China’s growing military trade in the region could lead to a repeat of these problems, only now on a much grander scale.
About 2,500 years ago, a Chinese general, military strategist, and thinker named Sun Tzu wrote a small book called The Art of War, which is considered the definitive text about warfare and strategy. The book is analyzed at military academies around the world as well as corporate boardrooms and universities. It is even studied by sports coaches and armchair philosophers.
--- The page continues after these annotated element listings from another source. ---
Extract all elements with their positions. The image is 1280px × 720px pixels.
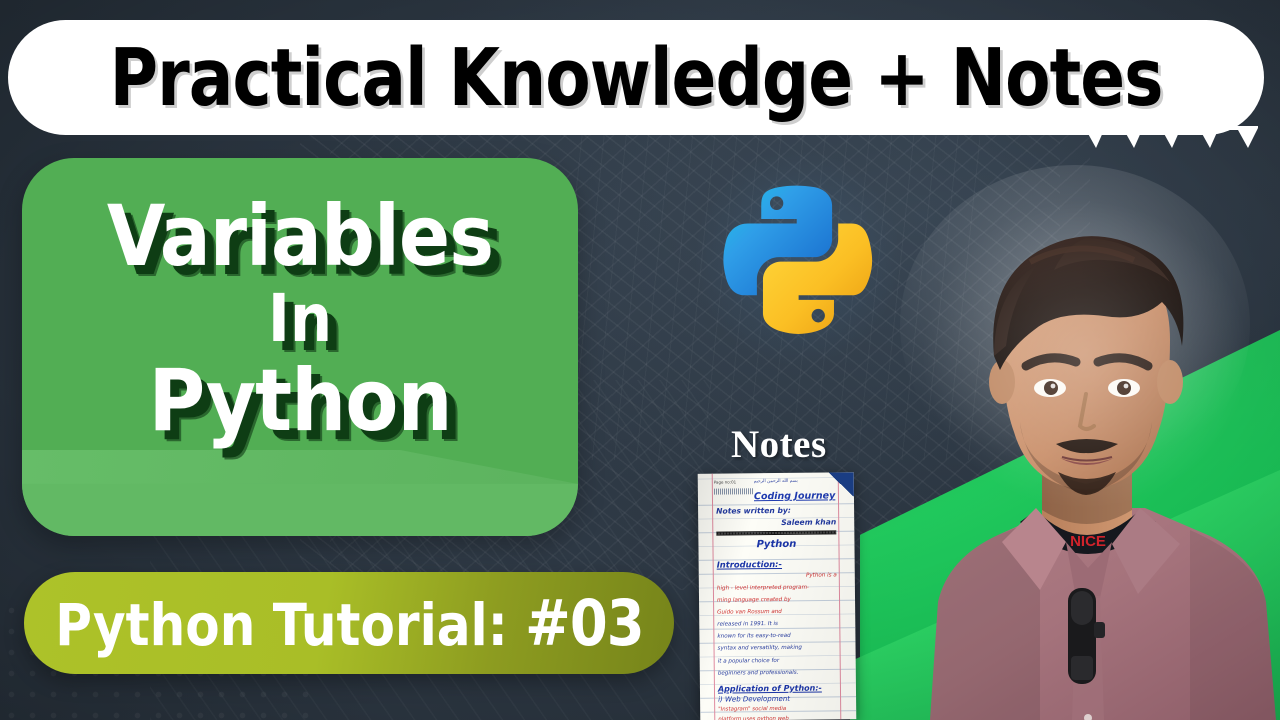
notebook-application-note-1: "Instagram" social media <box>718 704 838 714</box>
notebook-author: Saleem khan <box>716 518 836 528</box>
notebook-title: Coding Journey <box>754 490 836 502</box>
python-logo-icon <box>716 168 876 348</box>
tutorial-badge: Python Tutorial: #03 <box>24 572 674 674</box>
notebook-body-line-6: known for its easy-to-read <box>717 632 837 642</box>
notebook-stamp <box>714 488 754 494</box>
topic-card-text-group: Variables In Python <box>22 158 578 536</box>
page-title: Practical Knowledge + Notes <box>110 32 1163 124</box>
notebook-body-line-7: syntax and versatility, making <box>718 644 838 654</box>
notebook-body-line-8: it a popular choice for <box>718 656 838 666</box>
notes-label: Notes <box>731 422 827 467</box>
notebook-body-line-5: released in 1991. It is <box>717 620 837 630</box>
notebook-language-heading: Python <box>716 539 836 551</box>
youtube-thumbnail: NICE <box>0 0 1280 720</box>
notebook-body-line-1: Python is a <box>717 572 837 582</box>
notebook-written-by-label: Notes written by: <box>716 505 836 515</box>
notebook-section-heading: Introduction:- <box>717 559 837 570</box>
topic-line-2: In <box>268 286 332 352</box>
topic-line-3: Python <box>148 358 451 444</box>
notebook-application-item-1: i) Web Development <box>718 694 838 703</box>
notebook-body-line-3: ming language created by <box>717 596 837 606</box>
presenter-glow <box>910 190 1260 520</box>
notebook-page-number: Page no:01 <box>714 479 736 484</box>
notebook-body-line-9: beginners and professionals. <box>718 668 838 678</box>
notebook-application-note-2: platform uses python web <box>718 715 838 720</box>
topic-line-1: Variables <box>107 194 493 278</box>
notebook-application-heading: Application of Python:- <box>718 683 838 693</box>
topic-card: Variables In Python <box>22 158 578 536</box>
presenter-portrait: NICE <box>890 150 1280 720</box>
title-banner: Practical Knowledge + Notes <box>8 20 1264 135</box>
notebook-content: Page no:01 بسم الله الرحمن الرحیم Coding… <box>698 472 857 720</box>
notebook-body-line-2: high - level interpreted program- <box>717 584 837 594</box>
tutorial-badge-text: Python Tutorial: <box>55 591 507 659</box>
tutorial-episode-number: #03 <box>525 587 643 660</box>
svg-text:NICE: NICE <box>1070 533 1106 550</box>
notebook-divider-bar <box>716 531 836 536</box>
handwritten-notes-page: Page no:01 بسم الله الرحمن الرحیم Coding… <box>698 472 857 720</box>
tutorial-badge-label: Python Tutorial: #03 <box>55 587 643 660</box>
notebook-body-line-4: Guido van Rossum and <box>717 608 837 618</box>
Back in 2014, Forbes summarized some of the strategies in that book: “Supreme excellence consists of breaking the enemy’s resistance without fighting… Victorious warriors win first and then go to war, while defeated warriors go to war first and then seek to win. The supreme art of war is to subdue your enemy without fighting.”
Is China using Sun Tzu’s strategies to compete more effectively with America and to expand its influence further in the Middle East? Is China effectively winning this war? I wonder how Richard Nixon would answer these questions.